Its only relatively recently in the evolution of humankind that these activities have been commodified and have become something that we buy, instead of something that we do. And so now we buy movies and television and books and music and theatre and dance and in doing so -- in paying others to tell us stories about others, we lose our ability to tell our own stories about ourselves. We lose our ability to be in dialogue with the communities and the world around us.

More and more my work has become to enter a community, having been invited to do so, and to work with people in that community to help them tell the community's story, using a symbolic language -- the theatre. I have come to see this work, in every instance, as creating the space for dialogue. Whether it is working with street youth in Vancouver on criminalization issues, members of the Passamaquoddy Nation in Maine on issues of language reclamation, the local activist community on global trade agreements, various First Nations across Canada on Residential School issues, or, in an upcoming project, collaborating with artists and activists (sometimes people who are both) on privatization of water issues, the core impulse is the same: to create space where true dialogue can take place.
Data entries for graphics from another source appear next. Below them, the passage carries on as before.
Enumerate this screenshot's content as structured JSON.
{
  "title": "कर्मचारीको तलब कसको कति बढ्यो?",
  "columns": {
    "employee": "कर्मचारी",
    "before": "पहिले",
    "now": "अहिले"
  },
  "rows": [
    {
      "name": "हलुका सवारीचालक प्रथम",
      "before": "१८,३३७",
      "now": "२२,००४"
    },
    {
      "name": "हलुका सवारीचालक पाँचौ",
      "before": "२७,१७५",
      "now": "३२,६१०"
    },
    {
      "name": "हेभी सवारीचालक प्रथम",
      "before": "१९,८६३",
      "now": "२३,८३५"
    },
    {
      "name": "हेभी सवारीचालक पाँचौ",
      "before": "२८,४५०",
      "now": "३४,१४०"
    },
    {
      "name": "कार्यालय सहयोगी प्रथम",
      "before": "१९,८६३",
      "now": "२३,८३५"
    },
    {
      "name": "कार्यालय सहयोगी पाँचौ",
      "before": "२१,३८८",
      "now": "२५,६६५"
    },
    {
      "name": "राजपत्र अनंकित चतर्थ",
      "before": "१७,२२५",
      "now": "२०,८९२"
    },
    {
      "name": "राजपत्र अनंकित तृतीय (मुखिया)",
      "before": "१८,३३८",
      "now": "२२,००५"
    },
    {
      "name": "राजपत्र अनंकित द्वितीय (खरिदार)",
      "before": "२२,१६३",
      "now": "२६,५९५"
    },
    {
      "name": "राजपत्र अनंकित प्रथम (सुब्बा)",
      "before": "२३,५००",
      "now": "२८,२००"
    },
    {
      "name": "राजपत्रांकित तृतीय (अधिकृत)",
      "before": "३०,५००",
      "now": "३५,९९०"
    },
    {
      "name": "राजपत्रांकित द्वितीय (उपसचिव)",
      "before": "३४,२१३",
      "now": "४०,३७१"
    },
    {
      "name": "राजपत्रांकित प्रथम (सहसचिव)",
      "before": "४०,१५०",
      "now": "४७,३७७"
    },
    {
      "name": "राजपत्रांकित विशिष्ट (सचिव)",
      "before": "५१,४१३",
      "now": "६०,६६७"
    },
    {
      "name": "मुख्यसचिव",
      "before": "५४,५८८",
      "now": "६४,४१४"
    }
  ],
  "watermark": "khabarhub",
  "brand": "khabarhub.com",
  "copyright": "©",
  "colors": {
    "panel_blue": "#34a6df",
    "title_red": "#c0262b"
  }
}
This work does not and cannot happen in isolation. I want at this point to recognize someone who is here with me today. Some of you will know her as an internationally accomplished documentary film maker. Nettie Wild and I started Headlines together 20 years ago and I can honestly say that if we hadn't bumped into each other at a meeting over 21 years ago, my life (which, like anyone's, is full of surprises) would have taken a very different path and I would not be standing here today. Nettie Wild.

I am always in collaboration with people, ordinary people in communities, who have a desire to create. People just like all of you -- and so, because theatre is a physical language, and creating dialogue often means breaking the rules, I have a surprise:

I want to SHOW you what I am talking about. I want, very quickly, to create a theatrical moment with you.

(Played Boal's X's and O's with the entire room of aprox. 300 gowned students, faculty, friends and families and then asked for a dozen people to join me -- almost 20 did -- and, through "Complete the Image" created an image of graduating, which was activated by each character speaking a sentence. Then let them all return to their seats.)

If we wanted to -- and of course we don't have the time -- we could take this moment and create a play -- created and performed by YOU about YOU. We could then use that play at campuses throughout BC to create a dialogue with others -- a dialogue in this case about graduating.

Instead of doing that I have a request to make of you: Here we are at a graduation ceremony. I hope -- I truly hope that you have entered and completed whatever program you are graduating from because you are following a passion. Please, use that passion to make art. Never stop questioning. Break the rules. Make space for dialogue. Use your gifts well.

Congratulations to you all and, to the University College of the Fraser Valley, thank you so much for this wonderful honour.